Per l’Iran, questa è un’opportunità perfetta per aizzare le tensioni con Israele sfruttando la questione di Gerusalemme. L’Iran sa che su altri fronti, che siano le armi nucleari o il suo trinceramento in Siria, deve fare i conti con ostacoli e ostilità. La questione palestinese, invece, funziona sempre.
(Da: Jerusalem Post, 8.5.21)

Dopo giorni di violenti scontri a Gerusalemme (con centinaia di feriti e contusi, anche fra le forze di polizia israeliane), il Fatah che fa capo al presidente dell’Autorità Palestinese Abu Mazen, invece di invocare la calma, ha pubblicato sabato un appello per l’aumento degli scontri e della violenza. Lo segnala la ong palwach.org, sottolineando come Fatah, per esaltare il carattere di guerra religiosa islamica della sua istigazione allo scontro violento a Gerusalemme, apra il proclama con una citazione dal Corano accompagnata dalla frase: “Le parole di Allah sono vere”.
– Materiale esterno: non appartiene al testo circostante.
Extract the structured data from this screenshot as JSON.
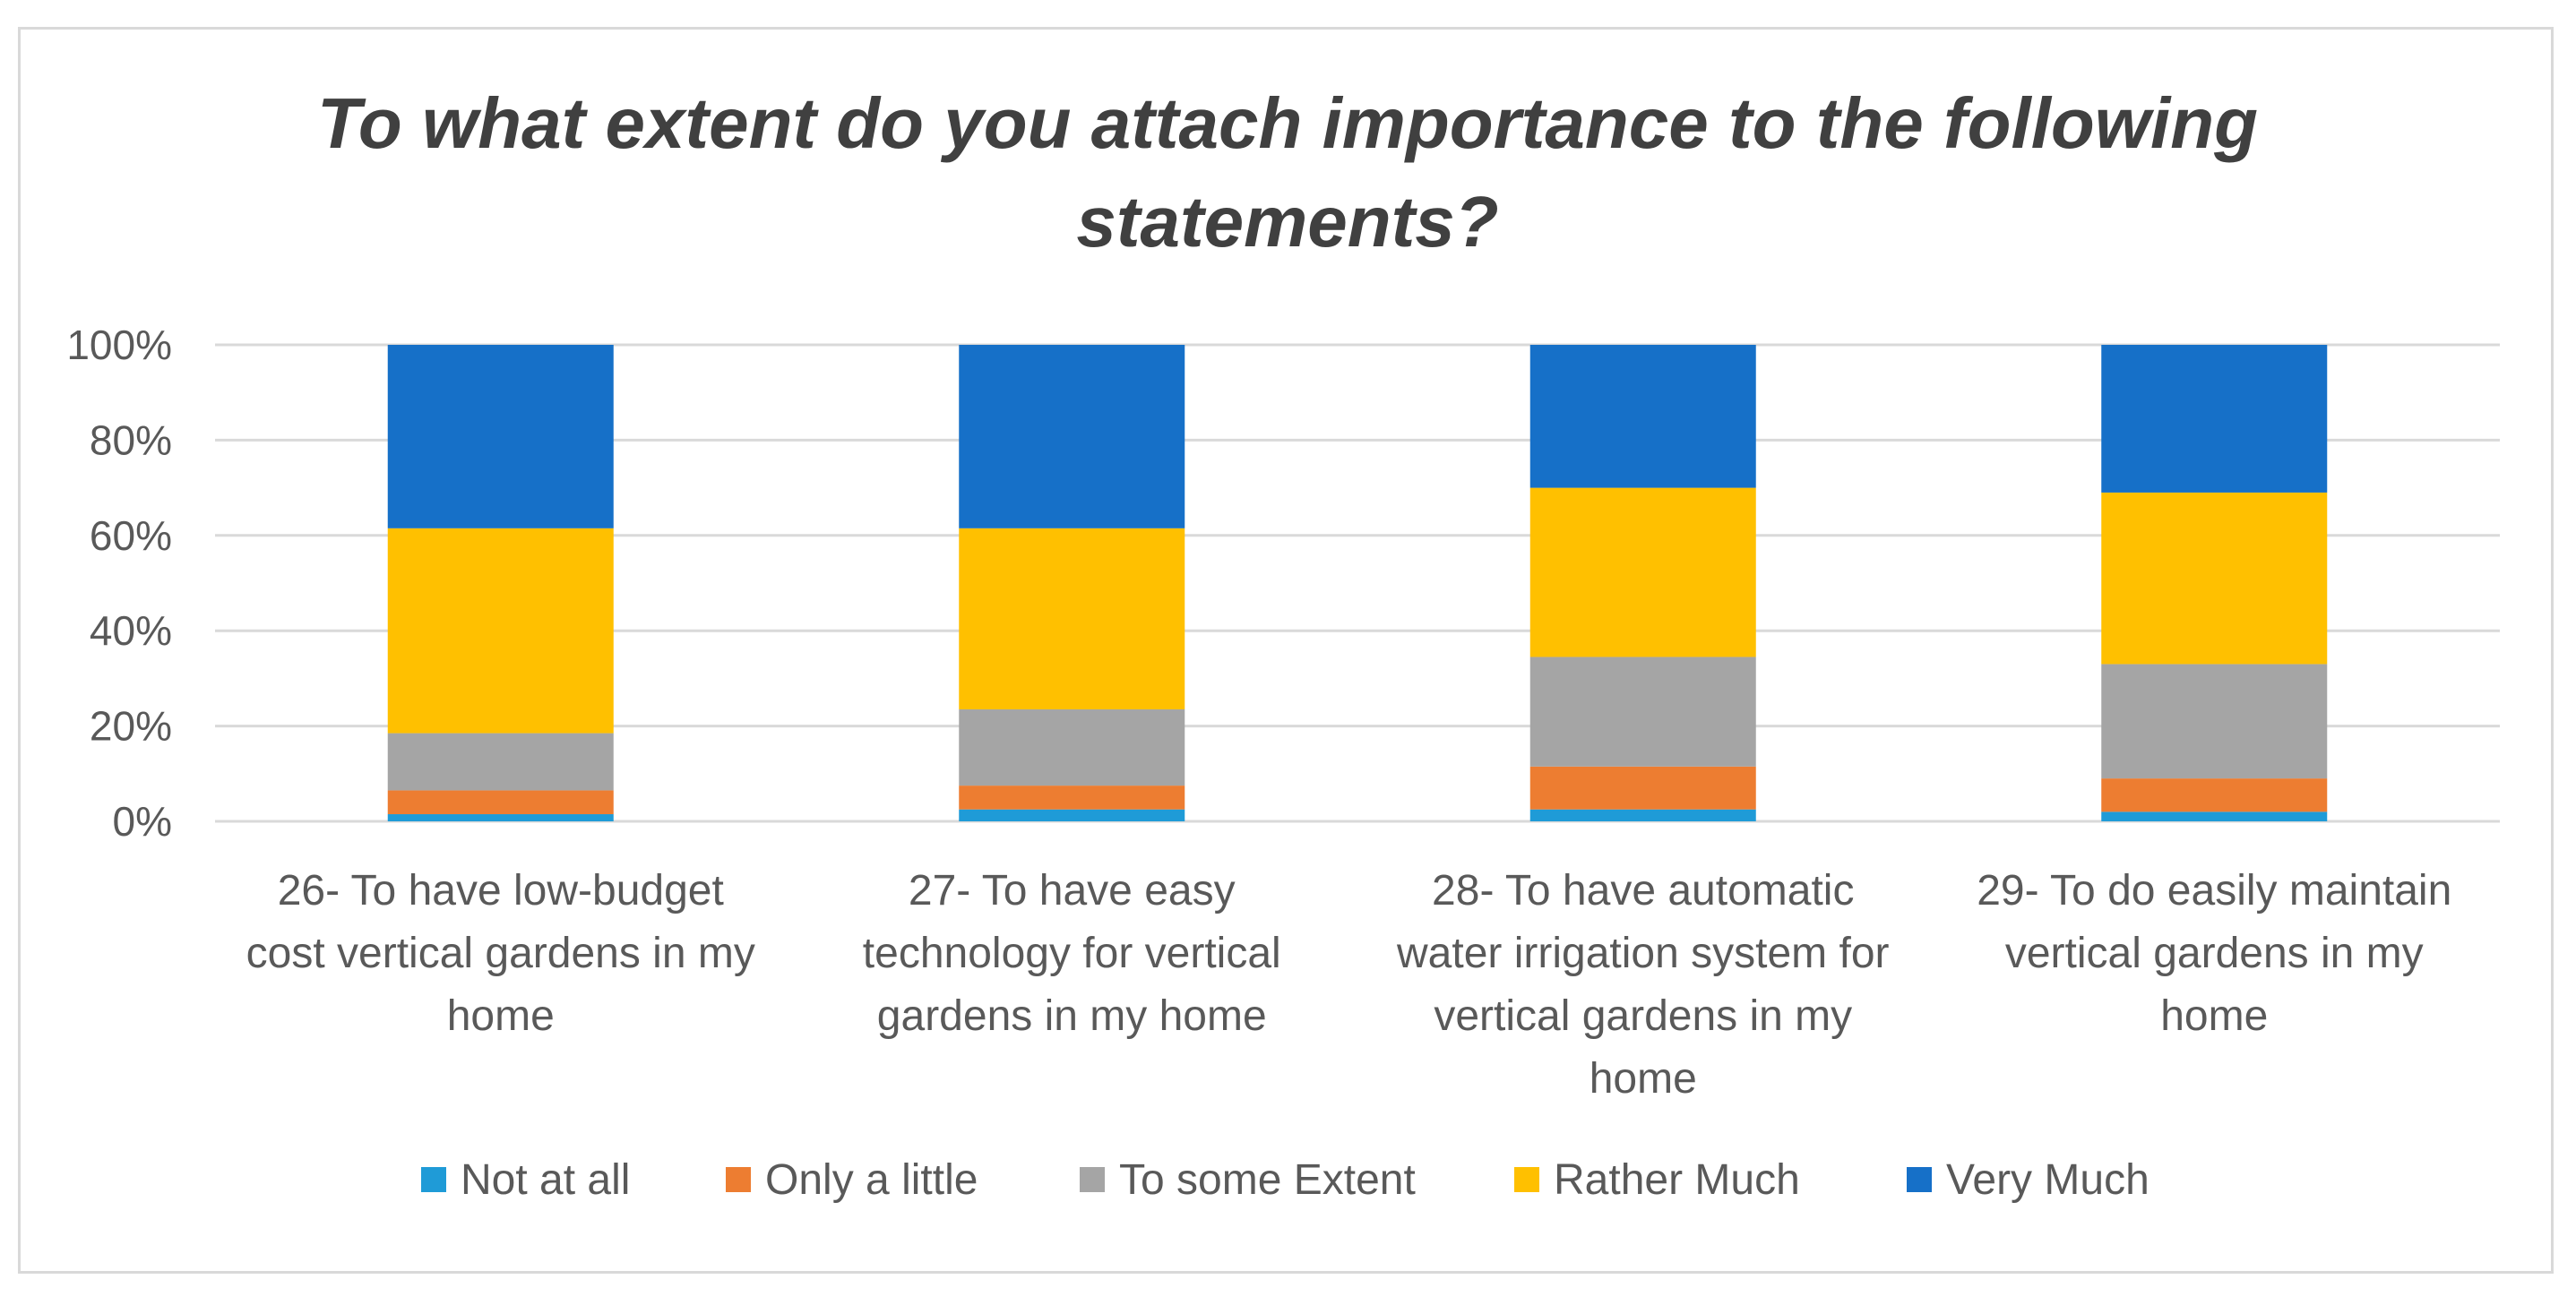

«Il movimento Fatah con tutti i suoi elementi e dirigenti – si legge nel proclama – esorta a continuare questa rivolta e ad opporsi alle forze di occupazione, ai coloni e alle loro organizzazioni terroristiche che operano con il sostegno del governo fascista israeliano. La continuazione degli attacchi dei coloni contro i luoghi santi islamici e cristiani, le nostre proprietà e la nostra gente, e l’espulsione dei residenti dalle loro case a Sheikh Jarrah, porteranno a uno scontro globale in tutte le terre palestinesi, incluso un riesame delle regole di ingaggio contro l’occupazione. Fatah esorta tutti ad aumentare il livello dello scontro nei prossimi giorni e nelle prossime ore nelle terre palestinesi, nei punti di contrasto e sulle strade dei coloni.»

L’appello di Fatah alla violenza è stato pubblicato su numerose pagine Facebook, comprese quelle ufficiali di Fatah, della Guardia Presidenziale dell’Autorità Palestinese, del Vice Presidente di Fatah Mahmoud Al-Aloul e del membro del Comitato Centrale di Fatah, Rawhi Fattouh, che è anche Commissario di Fatah per le relazioni internazionali. Oltre a Facebook, l’annuncio è stato pubblicizzato dalla WAFA, l’agenzia di stampa ufficiale dell’Autorità Palestinese, e dal quotidiano ufficiale dell’Autorità Palestinese Al-Hayat Al-Jadida, nonché da agenzie di stampa private.